The judge who oversaw the trial of Bruce Lehrmann feared that the media frenzy directed at Brittany Higgins carried “a risk to her life”, a newly released judgment shows.

On Monday, the ACT supreme court chief justice Lucy McCallum published her reasons for maintaining a number of suppression orders over aspects of the case, which were challenged by media outlets following the conclusion of criminal proceedings.

One of those suppression orders concerned an application made by Lehrmann on 22 November, a month after the trial collapsed due to juror misconduct but before prosecutors announced their decision not to pursue a retrial.

The nature of Lehrmann’s application still cannot be published. When he first made it in November, McCallum said she needed to prohibit any reporting of it to safeguard the then planned retrial from any prejudice.

When the retrial was dropped in early December, media outlets asked her to revisit the suppression, but the chief justice decided to maintain the restrictions, saying she did not wish to add to the “media frenzy” surrounding the case.

She said further reporting posed a real risk to Higgins’ welfare.

“Based on my experience of the trial, which included the provision of a medical certificate when the complainant became unavailable to continue her evidence, my own observations of the complainant and the information provided to me by the [director of public prosecutions] yesterday concerning her current medical condition, I have no doubt that any further exacerbation of the level of media attention directed to her carries a risk to her life,” McCallum ruled.

“My view on that issue is not altered by the fact that she herself has made press statements.
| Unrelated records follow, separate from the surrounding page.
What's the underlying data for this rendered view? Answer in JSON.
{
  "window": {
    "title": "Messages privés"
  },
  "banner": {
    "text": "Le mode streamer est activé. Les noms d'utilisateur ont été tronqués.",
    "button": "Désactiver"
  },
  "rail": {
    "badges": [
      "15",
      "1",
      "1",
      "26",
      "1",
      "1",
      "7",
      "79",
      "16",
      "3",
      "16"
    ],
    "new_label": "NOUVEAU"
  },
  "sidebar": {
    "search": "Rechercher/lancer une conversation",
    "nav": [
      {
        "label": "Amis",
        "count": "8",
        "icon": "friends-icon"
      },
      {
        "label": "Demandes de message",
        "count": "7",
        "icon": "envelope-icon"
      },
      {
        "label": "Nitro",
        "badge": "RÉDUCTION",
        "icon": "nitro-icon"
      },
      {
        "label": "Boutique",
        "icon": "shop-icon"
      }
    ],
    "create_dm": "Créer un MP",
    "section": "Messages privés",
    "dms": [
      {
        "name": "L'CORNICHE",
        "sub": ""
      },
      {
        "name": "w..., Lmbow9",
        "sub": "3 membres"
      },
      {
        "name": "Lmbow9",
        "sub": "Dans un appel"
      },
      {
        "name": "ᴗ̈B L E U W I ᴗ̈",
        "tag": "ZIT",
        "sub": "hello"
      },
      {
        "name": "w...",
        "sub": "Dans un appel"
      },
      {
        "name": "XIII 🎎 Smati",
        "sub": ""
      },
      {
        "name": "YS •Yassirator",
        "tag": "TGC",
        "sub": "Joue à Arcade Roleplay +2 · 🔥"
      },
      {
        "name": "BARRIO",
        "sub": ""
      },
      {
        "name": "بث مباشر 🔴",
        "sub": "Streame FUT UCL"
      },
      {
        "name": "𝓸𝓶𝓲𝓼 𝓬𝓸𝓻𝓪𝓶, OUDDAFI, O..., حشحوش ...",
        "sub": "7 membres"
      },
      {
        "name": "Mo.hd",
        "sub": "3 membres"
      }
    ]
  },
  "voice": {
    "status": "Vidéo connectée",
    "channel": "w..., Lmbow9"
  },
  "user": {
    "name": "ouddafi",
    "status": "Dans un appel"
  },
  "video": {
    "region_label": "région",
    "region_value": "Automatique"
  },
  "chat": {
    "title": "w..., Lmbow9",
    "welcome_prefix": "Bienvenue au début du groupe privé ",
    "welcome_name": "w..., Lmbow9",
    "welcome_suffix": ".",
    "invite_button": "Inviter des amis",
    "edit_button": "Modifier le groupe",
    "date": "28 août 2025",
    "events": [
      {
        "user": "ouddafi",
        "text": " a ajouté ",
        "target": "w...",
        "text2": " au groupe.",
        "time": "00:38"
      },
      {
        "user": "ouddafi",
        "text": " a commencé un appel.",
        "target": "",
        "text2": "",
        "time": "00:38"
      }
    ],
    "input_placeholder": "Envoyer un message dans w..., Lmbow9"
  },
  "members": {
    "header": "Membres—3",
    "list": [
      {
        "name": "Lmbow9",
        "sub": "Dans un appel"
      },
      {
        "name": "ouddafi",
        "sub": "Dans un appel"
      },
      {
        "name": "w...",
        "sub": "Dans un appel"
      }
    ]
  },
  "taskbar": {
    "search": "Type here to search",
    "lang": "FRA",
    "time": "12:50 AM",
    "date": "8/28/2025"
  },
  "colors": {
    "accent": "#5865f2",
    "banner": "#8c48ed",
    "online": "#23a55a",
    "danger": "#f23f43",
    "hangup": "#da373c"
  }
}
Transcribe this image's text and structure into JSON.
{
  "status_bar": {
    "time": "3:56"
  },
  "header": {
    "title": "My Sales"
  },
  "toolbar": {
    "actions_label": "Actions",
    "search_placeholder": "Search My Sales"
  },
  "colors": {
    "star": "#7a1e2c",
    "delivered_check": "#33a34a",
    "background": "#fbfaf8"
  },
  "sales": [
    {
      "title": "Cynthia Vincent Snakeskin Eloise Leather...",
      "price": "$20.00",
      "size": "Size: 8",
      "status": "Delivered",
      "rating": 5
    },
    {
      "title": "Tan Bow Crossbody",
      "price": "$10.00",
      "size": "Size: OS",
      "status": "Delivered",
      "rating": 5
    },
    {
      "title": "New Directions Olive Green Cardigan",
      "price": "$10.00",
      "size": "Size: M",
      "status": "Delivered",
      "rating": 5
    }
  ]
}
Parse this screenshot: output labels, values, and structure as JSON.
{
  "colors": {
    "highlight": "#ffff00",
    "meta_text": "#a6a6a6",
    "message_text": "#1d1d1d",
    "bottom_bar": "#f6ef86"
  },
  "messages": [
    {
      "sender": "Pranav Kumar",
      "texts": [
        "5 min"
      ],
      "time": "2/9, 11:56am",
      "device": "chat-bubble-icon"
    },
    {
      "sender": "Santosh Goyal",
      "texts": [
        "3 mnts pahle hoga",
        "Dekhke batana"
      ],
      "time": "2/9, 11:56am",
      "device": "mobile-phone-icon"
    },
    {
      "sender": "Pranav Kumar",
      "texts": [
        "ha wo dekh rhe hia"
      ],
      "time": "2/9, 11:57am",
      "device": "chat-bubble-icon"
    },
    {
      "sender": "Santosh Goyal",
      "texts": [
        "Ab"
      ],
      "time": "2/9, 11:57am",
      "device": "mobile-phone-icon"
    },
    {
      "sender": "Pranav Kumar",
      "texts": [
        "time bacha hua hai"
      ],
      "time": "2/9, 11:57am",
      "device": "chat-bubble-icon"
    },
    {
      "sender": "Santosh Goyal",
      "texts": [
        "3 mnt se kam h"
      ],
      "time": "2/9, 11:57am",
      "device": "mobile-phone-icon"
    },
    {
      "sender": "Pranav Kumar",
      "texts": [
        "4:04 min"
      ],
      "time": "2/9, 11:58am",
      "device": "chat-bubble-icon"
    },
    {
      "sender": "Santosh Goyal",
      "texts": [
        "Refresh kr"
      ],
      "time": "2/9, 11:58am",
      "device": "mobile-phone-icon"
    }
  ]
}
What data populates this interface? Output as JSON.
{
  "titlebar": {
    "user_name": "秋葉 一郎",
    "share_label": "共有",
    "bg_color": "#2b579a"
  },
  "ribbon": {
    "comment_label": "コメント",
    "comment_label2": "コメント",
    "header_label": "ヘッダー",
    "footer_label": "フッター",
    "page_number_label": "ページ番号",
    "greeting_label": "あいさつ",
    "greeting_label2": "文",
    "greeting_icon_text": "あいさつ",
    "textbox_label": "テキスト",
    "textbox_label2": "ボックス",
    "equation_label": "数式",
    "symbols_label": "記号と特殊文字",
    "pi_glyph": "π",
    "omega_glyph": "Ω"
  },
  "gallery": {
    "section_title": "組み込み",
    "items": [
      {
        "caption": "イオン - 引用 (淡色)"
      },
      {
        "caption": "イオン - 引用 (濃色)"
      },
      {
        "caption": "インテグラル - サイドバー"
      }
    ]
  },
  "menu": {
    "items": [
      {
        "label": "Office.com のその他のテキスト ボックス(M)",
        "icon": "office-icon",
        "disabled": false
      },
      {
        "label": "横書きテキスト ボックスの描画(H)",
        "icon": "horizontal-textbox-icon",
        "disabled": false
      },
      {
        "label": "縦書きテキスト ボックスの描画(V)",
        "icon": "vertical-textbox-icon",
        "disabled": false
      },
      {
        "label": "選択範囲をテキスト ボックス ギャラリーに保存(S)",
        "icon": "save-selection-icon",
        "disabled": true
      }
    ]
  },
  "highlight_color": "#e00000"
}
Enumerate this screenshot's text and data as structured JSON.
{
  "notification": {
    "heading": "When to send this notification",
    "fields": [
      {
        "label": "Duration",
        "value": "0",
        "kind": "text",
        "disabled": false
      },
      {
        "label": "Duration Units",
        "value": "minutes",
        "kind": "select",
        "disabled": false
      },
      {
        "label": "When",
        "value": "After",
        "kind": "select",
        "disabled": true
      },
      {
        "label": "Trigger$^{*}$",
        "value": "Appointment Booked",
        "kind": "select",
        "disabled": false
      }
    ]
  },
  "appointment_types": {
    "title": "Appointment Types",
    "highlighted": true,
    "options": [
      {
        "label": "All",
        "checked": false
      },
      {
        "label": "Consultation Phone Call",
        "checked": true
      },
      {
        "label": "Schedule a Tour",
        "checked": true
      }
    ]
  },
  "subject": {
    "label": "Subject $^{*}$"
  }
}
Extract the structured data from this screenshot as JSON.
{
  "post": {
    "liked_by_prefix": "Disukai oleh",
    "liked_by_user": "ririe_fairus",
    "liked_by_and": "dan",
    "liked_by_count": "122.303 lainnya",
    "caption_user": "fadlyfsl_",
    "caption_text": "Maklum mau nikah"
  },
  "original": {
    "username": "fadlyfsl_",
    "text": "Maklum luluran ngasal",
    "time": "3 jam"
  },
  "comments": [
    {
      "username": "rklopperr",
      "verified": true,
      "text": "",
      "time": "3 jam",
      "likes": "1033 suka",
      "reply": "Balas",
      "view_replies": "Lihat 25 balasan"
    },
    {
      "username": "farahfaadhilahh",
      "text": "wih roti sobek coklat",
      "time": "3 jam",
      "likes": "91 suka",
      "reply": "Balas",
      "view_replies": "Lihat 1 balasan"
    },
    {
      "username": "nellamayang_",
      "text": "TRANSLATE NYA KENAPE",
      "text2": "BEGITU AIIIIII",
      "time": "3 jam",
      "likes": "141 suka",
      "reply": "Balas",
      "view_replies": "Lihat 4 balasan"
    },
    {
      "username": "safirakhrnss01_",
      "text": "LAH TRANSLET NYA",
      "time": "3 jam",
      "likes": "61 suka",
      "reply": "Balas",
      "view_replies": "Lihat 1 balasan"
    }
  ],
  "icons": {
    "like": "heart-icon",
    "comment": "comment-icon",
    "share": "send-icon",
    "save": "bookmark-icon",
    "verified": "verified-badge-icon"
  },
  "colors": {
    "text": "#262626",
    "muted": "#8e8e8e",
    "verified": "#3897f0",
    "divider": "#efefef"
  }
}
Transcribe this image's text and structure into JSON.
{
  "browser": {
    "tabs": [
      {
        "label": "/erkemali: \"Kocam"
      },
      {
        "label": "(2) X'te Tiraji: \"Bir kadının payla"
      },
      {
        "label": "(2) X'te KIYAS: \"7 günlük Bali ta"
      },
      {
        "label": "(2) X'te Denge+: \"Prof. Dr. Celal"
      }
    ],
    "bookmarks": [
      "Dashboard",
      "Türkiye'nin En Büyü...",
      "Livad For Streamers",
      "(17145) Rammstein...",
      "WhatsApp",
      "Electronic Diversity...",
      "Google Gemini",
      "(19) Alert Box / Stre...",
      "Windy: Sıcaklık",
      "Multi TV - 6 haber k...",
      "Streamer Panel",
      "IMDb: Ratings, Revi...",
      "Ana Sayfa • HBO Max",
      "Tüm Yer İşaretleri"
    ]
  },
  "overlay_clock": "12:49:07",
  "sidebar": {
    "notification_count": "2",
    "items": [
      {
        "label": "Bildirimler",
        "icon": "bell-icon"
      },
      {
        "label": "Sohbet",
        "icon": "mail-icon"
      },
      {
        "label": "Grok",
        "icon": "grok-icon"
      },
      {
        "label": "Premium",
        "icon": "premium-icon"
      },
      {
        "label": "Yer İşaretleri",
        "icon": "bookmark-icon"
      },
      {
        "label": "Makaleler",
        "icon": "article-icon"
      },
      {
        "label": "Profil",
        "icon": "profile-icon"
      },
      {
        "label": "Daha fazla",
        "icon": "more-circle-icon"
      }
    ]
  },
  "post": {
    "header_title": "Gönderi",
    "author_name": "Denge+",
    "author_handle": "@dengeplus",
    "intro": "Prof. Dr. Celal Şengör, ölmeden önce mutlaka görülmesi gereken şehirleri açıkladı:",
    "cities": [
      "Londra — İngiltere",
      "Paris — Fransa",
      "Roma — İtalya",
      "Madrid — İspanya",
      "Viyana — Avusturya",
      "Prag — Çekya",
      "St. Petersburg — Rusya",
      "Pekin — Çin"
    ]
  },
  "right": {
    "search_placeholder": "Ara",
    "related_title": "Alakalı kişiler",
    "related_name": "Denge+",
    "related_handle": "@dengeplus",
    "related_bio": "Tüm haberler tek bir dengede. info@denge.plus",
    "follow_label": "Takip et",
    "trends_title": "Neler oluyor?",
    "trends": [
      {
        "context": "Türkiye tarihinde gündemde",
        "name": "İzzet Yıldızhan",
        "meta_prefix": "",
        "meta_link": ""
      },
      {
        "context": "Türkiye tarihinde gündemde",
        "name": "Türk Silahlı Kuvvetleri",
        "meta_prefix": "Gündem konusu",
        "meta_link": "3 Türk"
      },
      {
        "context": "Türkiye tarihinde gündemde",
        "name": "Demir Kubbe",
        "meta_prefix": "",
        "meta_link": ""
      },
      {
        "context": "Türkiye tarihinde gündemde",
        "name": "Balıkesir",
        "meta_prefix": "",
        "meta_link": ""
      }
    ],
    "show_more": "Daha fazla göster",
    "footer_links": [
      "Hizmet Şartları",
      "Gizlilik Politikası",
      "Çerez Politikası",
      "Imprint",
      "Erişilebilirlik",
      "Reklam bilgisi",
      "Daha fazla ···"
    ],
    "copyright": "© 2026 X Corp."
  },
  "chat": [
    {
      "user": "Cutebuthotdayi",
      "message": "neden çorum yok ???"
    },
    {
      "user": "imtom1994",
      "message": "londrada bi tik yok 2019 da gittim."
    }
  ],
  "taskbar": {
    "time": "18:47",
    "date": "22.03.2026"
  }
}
I do not think that indicates that one can compartmentalise the areas in which she is vulnerable and the areas in which she is not.”

“I am simply not prepared to contribute to the media frenzy that has been this case.”

She said that allowing the media access to material linked to Lehrmann’s application would give the media a “new story or a new slant”.

“Based on my assessment of the application and the affidavit, it is my firm view that publication of that material would give the media a new story or a new slant that would inevitably result in further harm to the complainant, and that is not a step I am prepared to take,” McCallum ruled.

McCallum also maintained a suppression over the reasons Lehrmann’s counsel was unavailable in May, prompting a short delay to the trial, and over the contents of certain documents linked to the trial. She lifted a suppression on reporting of the reasons Higgins was absent for some days during the trial.

McCallum’s reasons for maintaining the suppression orders, given on 2 December, had themselves not been published until Monday.

They were published after an application to vary the orders slightly, which prompted a brief hearing in the ACT supreme court on Monday afternoon. McCallum then decided she could publish a redacted form of her earlier reasons.

Lehrmann pleaded not guilty to one charge of sexual intercourse without consent and has maintained his innocence.